Cheung first inquired about Jiang's stance towards Tung, to which he responded in Cantonese that he supported his re-election. Subsequently, Cheung pressed Jiang on the European Parliament report and Chris Patten's assessment of Hong Kong's prevailing situation, which alleged that Beijing authorities were undermining Hong Kong's rule of law and interfering with Hong Kong's elections. Jiang became particularly incensed when Cheung asked if Tung had been handpicked or chosen by imperial decree. He spent approximately three to five minutes rebuking Cheung for her "ignorance", pacing back and forth between his seat and the press gallery several times. He stated that the next Chief Executive was to be selected in accordance with the Basic Law of Hong Kong, clarifying that he had not personally endorsed Tung but merely supported him.

You mass-media people still have a lot to learn. You're so familiar with Western values, but at the end of the day, you are still too young. You understand what I mean? Let me say this: I've been through hundreds of battles. I've seen it all! Which country in the West have I not been to? You people in the media should know America's Mike Wallace. He's so far ahead of you people I can't even see him! Hey, I talked and laughed with him! That's why when I talk about the media... you still need to raise your level of knowledge! You know what I mean? Got it? I'm worried for you all, truly. You people today, I would have expected... Everywhere you go... You guys are good at one thing: Running all over the world, you run faster than those Western journalists. Nonetheless, you ask questions here and there, and they're all too simple, sometimes naïve. Understand yet?
— Jiang Zemin

During his tirade, Jiang attacked Hong Kong journalists, who he stated, in English, were "too young" and "sometimes naive". At the end of his remarks, he told the journalists that he was speaking to them in the capacity of an "elder" and felt the need to "impart some life experience" to them, also warning them that the journalists would bear responsibility for the reporting of false information.

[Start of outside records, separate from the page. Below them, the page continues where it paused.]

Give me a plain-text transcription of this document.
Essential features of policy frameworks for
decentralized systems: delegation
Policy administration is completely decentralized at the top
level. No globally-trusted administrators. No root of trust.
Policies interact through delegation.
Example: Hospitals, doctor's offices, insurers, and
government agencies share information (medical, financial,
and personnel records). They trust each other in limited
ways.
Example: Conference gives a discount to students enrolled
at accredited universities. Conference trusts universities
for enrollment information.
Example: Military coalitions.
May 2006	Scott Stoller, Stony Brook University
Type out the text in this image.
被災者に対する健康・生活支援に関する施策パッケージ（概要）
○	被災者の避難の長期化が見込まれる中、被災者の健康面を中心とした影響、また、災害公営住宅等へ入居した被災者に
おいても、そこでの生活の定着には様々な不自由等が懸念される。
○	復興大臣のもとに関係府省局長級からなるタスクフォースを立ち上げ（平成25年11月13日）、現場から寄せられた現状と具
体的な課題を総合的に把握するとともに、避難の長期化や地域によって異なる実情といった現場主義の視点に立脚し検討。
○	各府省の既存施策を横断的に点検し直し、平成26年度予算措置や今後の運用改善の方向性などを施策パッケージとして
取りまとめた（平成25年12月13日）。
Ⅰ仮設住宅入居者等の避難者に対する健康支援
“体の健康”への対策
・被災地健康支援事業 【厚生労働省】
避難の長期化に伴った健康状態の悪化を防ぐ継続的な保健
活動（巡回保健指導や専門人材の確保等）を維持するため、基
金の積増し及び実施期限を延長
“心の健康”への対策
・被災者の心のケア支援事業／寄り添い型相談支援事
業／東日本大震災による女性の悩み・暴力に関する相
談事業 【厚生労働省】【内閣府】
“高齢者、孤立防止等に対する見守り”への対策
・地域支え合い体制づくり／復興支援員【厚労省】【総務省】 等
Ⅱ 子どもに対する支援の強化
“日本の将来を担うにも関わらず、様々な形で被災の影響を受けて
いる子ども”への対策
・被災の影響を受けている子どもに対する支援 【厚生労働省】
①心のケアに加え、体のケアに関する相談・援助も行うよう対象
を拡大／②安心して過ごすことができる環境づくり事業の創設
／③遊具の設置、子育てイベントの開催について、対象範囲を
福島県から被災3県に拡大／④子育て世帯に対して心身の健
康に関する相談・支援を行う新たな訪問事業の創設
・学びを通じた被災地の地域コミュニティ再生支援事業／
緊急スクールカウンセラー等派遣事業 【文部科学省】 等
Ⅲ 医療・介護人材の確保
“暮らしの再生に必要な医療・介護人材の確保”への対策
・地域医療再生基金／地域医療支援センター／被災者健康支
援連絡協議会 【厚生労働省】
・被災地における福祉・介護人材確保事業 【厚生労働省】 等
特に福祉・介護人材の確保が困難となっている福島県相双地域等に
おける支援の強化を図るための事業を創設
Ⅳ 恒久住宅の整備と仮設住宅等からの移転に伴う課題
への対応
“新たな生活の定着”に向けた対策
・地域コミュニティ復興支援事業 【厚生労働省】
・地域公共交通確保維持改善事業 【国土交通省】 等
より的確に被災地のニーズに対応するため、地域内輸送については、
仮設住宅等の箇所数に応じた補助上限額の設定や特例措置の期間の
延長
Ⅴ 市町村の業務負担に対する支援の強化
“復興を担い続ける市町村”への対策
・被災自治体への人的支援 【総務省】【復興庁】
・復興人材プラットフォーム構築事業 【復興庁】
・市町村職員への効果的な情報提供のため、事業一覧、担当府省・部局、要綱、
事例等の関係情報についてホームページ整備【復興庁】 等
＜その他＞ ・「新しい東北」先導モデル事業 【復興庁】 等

Staff began to escort the journalists out of the room at the end of Jiang's rebuke, at which point he said, in English, "I'm angry!".

== Commentary ==
=== Academic ===
Liu Zhaojia, deputy director of the CUHK Asia-Pacific Institute, contends that as the journalist's questions were excessively pointed, and Jiang Zemin could not publicly criticise Qian Qichen for supporting Tung Chee-hwa's re-election, he was compelled to rebuke the reporter.

=== Media ===
Jiang's rebuke of journalists drew widespread attention from international and Hong Kong media. Opinions differ as to why Jiang Zemin lashed out at the Hong Kong journalists. Some believe he acted impulsively in the heat of the moment, while others maintain his rebuke was deliberate and calculated.